治療のこと

治療を受ける、というと、「治してもらう」という解釈をされる方が多いのではないか、と思います。

病気よろしく体の異常は、誰かに治してもらうもの、という思い込みが蔓延っている現代ですが、それに起因する病症の慢性化、心身の弱体化、自身に対する無責任すらしばしば見受けられる今日この頃です。

 

身体は生きている限り、壊れることもありますが、治るようにできています。言い方を変えれば、その繰り返しで生きています。身体は生きて毎日作り続けられる中で、治っていくのが普通です。

なかなか治らない、再発を繰り返す、といったことが起きてくるのは、身体が治る力を発揮しにくい状態になっているためで、身体をとりまく環境の影響下で、自ら知らず知らず症状を招く考え方・行動を重ねている、という原因が絡み合っているためです。

 

ご自分でご自身に身についたそれら考え方や行動の癖に気づき、解決できれば問題はないのですが、知らずと身についたことなので、気づきにくく、助けの必要な場合が多々あります。

 

ですから、施術と会話を通じ、自ら治る力を発揮できる体、ひいては考え方を育んでいくお手伝いをさせていただきますことを、当庵では「治療」としています。結果としてもちろん症状は緩和されていきますが、状態によっては治まるのに時間が必要な場合もございます。ご了承の上、受診していただきますようお願いいたします。

全身、あなたそのものが対象です!

鏡に映った自分の顔を見て、どこからどこまでが自分の鼻であるか、正確に言える人がいるでしょうか。

 

言葉の上では分けられても、つながって成り立っている私たちの体。

見た目はもちろん、その機能においても単独で発揮されるものではありません。

それは同時に負担についても言えること。その時々、様々なバランスで負担を分散しています。

ですから、どこかが痛いからといって、そこだけが悪いということはありません。

 

例えば、腰痛、腰は体を表す月に要(かなめ)と書くように、負担が集中しやすい場所、声をあげやすい場所です。他に異常があって働きが悪い分の負担を、腰が請け負って、痛みや違和感というように表現します。

だいたい、痛いところ、表現がはっきりしているところは正常に働いているところです。

問題点は別にあって、黙して働けていないところです。

 

治療は痛いところなど、体の表現を黙らせればよい、というものではありません。

無理に黙らせれば、その不満が更に体の中身をややこしく歪めることも。

黙しているところにも氣を向けて、つながりを築き直していくことが大切です。

体は治るようにできている。治る力を発揮できる体を育みましょう!

自分の体はもちろん自分自身そのものですから、自らの行動と切り離すことはできません。

瞬間、瞬間、自らの行動で自分の体が作られています。

使うことで発達し、使わなければ衰える。

 

例えば、職人さんがスムーズに仕事をこなしていけるのは、決してやり方を知っているからだけではありません。仕事の中で何度も目的に向かって動きを練り直し、仕事に対してスムーズに動ける体を作り続けているからです。

 

そうして体は絶え間なく変化し続けていますから、鏡では同じように見えても、昨日の自分と明日の自分は違います。もっと厳密に言えば、今の自分と、次の瞬間の自分も違う。

体の不調、というのも作り続けた今の体の状態を表しており、生きて変わり続けている過程です。
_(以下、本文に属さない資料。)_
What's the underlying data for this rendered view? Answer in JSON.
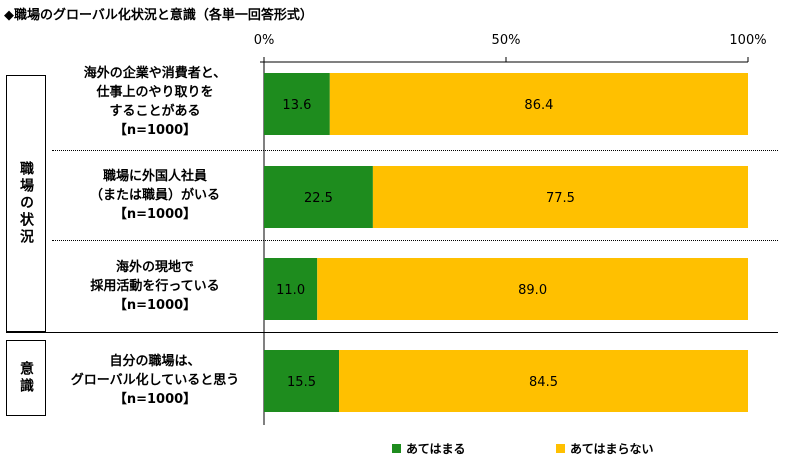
{
  "title": "◆職場のグローバル化状況と意識（各単一回答形式）",
  "axis": {
    "ticks": [
      "0%",
      "50%",
      "100%"
    ]
  },
  "groups": [
    {
      "label": "職場の状況"
    },
    {
      "label": "意識"
    }
  ],
  "colors": {
    "yes": "#1E8C1E",
    "no": "#FFC000"
  },
  "chart_data": {
    "type": "bar",
    "orientation": "horizontal-stacked-100",
    "categories": [
      "海外の企業や消費者と、仕事上のやり取りをすることがある【n=1000】",
      "職場に外国人社員（または職員）がいる【n=1000】",
      "海外の現地で採用活動を行っている【n=1000】",
      "自分の職場は、グローバル化していると思う【n=1000】"
    ],
    "series": [
      {
        "name": "あてはまる",
        "values": [
          13.6,
          22.5,
          11.0,
          15.5
        ]
      },
      {
        "name": "あてはまらない",
        "values": [
          86.4,
          77.5,
          89.0,
          84.5
        ]
      }
    ],
    "xlim": [
      0,
      100
    ],
    "xticks": [
      "0%",
      "50%",
      "100%"
    ],
    "legend": "bottom"
  },
  "rows": [
    {
      "lines": [
        "海外の企業や消費者と、",
        "仕事上のやり取りを",
        "することがある",
        "【n=1000】"
      ],
      "yes_label": "13.6",
      "no_label": "86.4"
    },
    {
      "lines": [
        "職場に外国人社員",
        "（または職員）がいる",
        "【n=1000】"
      ],
      "yes_label": "22.5",
      "no_label": "77.5"
    },
    {
      "lines": [
        "海外の現地で",
        "採用活動を行っている",
        "【n=1000】"
      ],
      "yes_label": "11.0",
      "no_label": "89.0"
    },
    {
      "lines": [
        "自分の職場は、",
        "グローバル化していると思う",
        "【n=1000】"
      ],
      "yes_label": "15.5",
      "no_label": "84.5"
    }
  ],
  "legend": {
    "yes": "あてはまる",
    "no": "あてはまらない"
  }
}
行動を変え、体が変わっていくことで、その行動によりけり、良くも悪くも不調も変化していきます。

どんな不調、病気であれ、生きている限り、治っていく可能性があります。

あなたの今をとらえる完全オーダーメイド治療!

自分はもちろん、他の人も絶え間なく変化していますから、自分と他の人で歴史が違うように、体の中身、はたらきの程度、バランスはまるで違っています。

 

例えば、一口に腰痛と言っても、人によって、原因、程度、問題のある場所など中身は百人百様、ということが起こってきます。

 

当然、体に関して、マニュアル的なことは限界が生じます。全ての人に有効な治療法というものが未だ存在せず、あの人はこういっているが、この人はまるで正反対のことを言っている、ということが生じてくる道理です。

 

理屈的なマニュアルに体をあわせろ、というのが乱暴で無理な話ですが、悲しいかな、ご自分の歴史、そして進行方向とは相いれないマニュアルを導入して、かえって体をいびつにしている方が多い今日この頃。

誰かの作ったマニュアルは必ずしも通じない自分の体ですが、行動を通じて作り続け、変化させていくことはできます。生きている限り。

 

それは同時に、今まで取り込んだマニュアル、即ち支配や束縛からの脱却であり、自分自身の人生を築いていく、ということでもあります。